Three Spanish LEOPARDO tanks reposition between airfield hangars at the start of the Battle For Oppdal [©BM]

Continuing our NATO Exercise TRIDENT JUNCTURE 2018 (TRJE18) coverage we are now focussing on the Spanish tanks supporting the Italian Multinational Brigade, writes Bob Morrison.

 

Seven of the eight battlegroups, including one of the amphibious task forces, participating in TRJE18 in Norway were multinational and each contained a different mix of capabilities, from light role infantry through to heavily armoured, to give senior commanders an opportunity to train for different scenarios with appropriate troops out on the ground fighting in real time. The Italian-led South (Blue) Force brigade, on the westernmost north-south axis of three, primarily comprised mechanised infantry in wheeled and tracked armoured vehicles but as they were pitted against US Marines and Canadian infantry supported by M1A1 Abrams main battle tanks their commander was allocated Spanish LEOPARD 2E main battle tanks, which are known as the LEOPARDO.

 

The LEOPARD 2E, of which Spain has 219 including training and recovery variants, is essentially an up-armoured LEOPARD 2A6 produced as a joint venture by Rheinmetall of Germany and Santa Bárbara Sistemas of Spain (now part of General Dynamics) between 2003 and 2008. Powered by a 1480hp 12-cylinder MTU diesel engine, the 63 tonne tank has a top speed of 72km/hr (45mph) and a 500km operational range.

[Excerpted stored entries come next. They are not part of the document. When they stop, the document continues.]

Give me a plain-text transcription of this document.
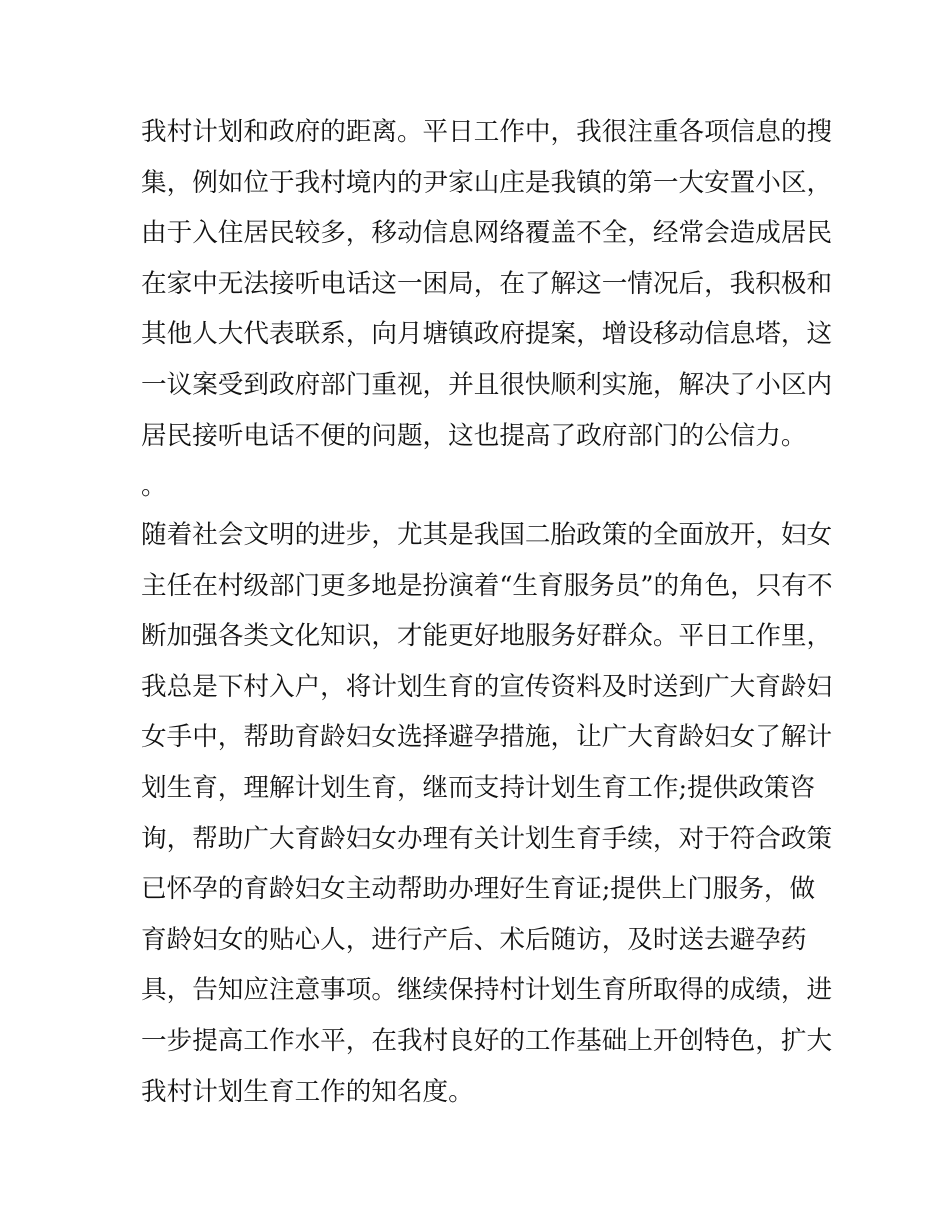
我村计划和政府的距离。平日工作中，我很注重各项信息的搜
集，例如位于我村境内的尹家山庄是我镇的第一大安置小区，
由于入住居民较多，移动信息网络覆盖不全，经常会造成居民
在家中无法接听电话这一困局，在了解这一情况后，我积极和
其他人大代表联系，向月塘镇政府提案，增设移动信息塔，这
一议案受到政府部门重视，并且很快顺利实施，解决了小区内
居民接听电话不便的问题，这也提高了政府部门的公信力。
。
随着社会文明的进步，尤其是我国二胎政策的全面放开，妇女
主任在村级部门更多地是扮演着“生育服务员”的角色，只有不
断加强各类文化知识，才能更好地服务好群众。平日工作里，
我总是下村入户，将计划生育的宣传资料及时送到广大育龄妇
女手中，帮助育龄妇女选择避孕措施，让广大育龄妇女了解计
划生育，理解计划生育，继而支持计划生育工作;提供政策咨
询，帮助广大育龄妇女办理有关计划生育手续，对于符合政策
已怀孕的育龄妇女主动帮助办理好生育证;提供上门服务，做
育龄妇女的贴心人，进行产后、术后随访，及时送去避孕药
具，告知应注意事项。继续保持村计划生育所取得的成绩，进
一步提高工作水平，在我村良好的工作基础上开创特色，扩大
我村计划生育工作的知名度。
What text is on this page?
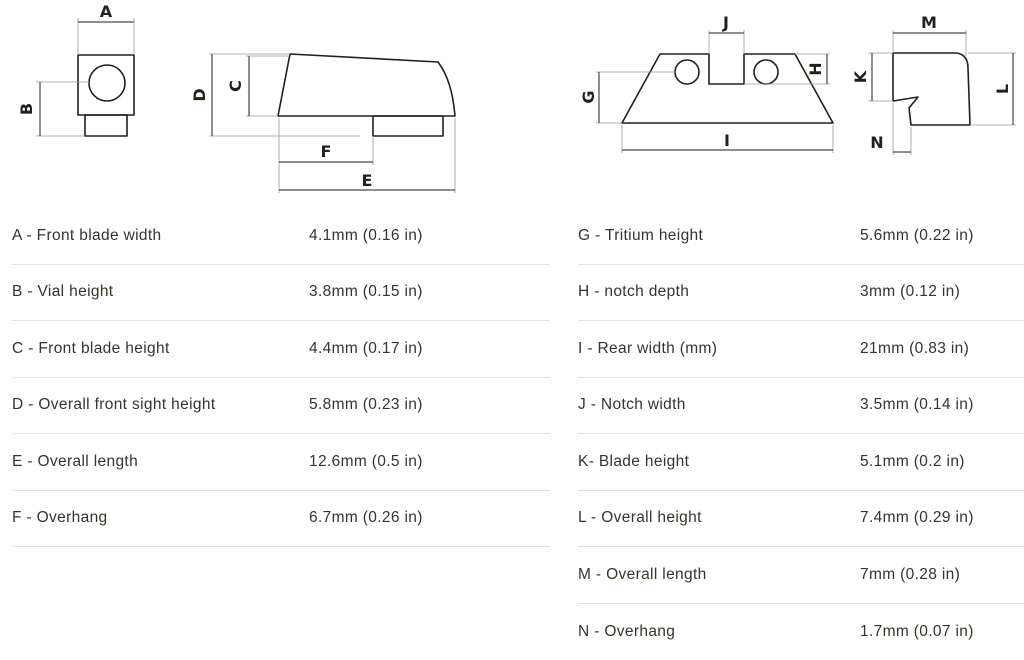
A
B
C
D
F
E
J
G
H
I
M
K
L
N
A - Front blade width	4.1mm (0.16 in)
B - Vial height	3.8mm (0.15 in)
C - Front blade height	4.4mm (0.17 in)
D - Overall front sight height	5.8mm (0.23 in)
E - Overall length	12.6mm (0.5 in)
F - Overhang	6.7mm (0.26 in)
G - Tritium height	5.6mm (0.22 in)
H - notch depth	3mm (0.12 in)
I - Rear width (mm)	21mm (0.83 in)
J - Notch width	3.5mm (0.14 in)
K- Blade height	5.1mm (0.2 in)
L - Overall height	7.4mm (0.29 in)
M - Overall length	7mm (0.28 in)
N - Overhang	1.7mm (0.07 in)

The main armament is the 120mm Rheinmetall L/55 smoothbore gun, as used by the German Army’s Leopard 2A6, and secondary armament includes one coaxial 7.62mm MG3 and a second similar pintle mounted weapon in front of the loader’s hatch for air and close defence.

 

These Spanish main battle tanks and accompanying recovery vehicle have just arrived at Oppdal Airfield on D Day [©BM]

We first caught up with the three Spanish TRJE18 LEOPARDO tanks on this page on D Day on the airfield to the north of Oppdal, where they were preparing to help the Norwegian Home Guard defend the key installation from advancing North (Red) Forces including M1A1 tanks, and we returned next day for what became known as the Battle For Oppdal. We caught up again with the same three tanks, from I/10th Tank Battalion ‘Málaga’ of the 10th ‘Córdoba’ Armoured Regiment, home based in the town of Cerro Muriano about 20 kilometres to the north of Córdoba, on D+2 by which time they had withdrawn to block the crucial mountain pass between Hjerkinn and Folldal; the accompanying photos show all three tanks at various times over this three days.

 

Spain is also contributing to the Danish-led multinational battlegroup participating in the NATO enhanced Forward Presence (eFP) mission in Latvia and to round this page off (and keep our military modeller regulars happy) I have included a couple of shots of a LEOPARDO taken at Ādaži in November 2017. In the next article in this series I will turn my lenses on the PIZARRO and in due course will look at the Slovenian PANDUR on TRJE18.

{ images © Bob Morrison }

This LEOPARDO (100) was using a pair of light aircraft hangars as cover while watching for approaching US armour [©BM]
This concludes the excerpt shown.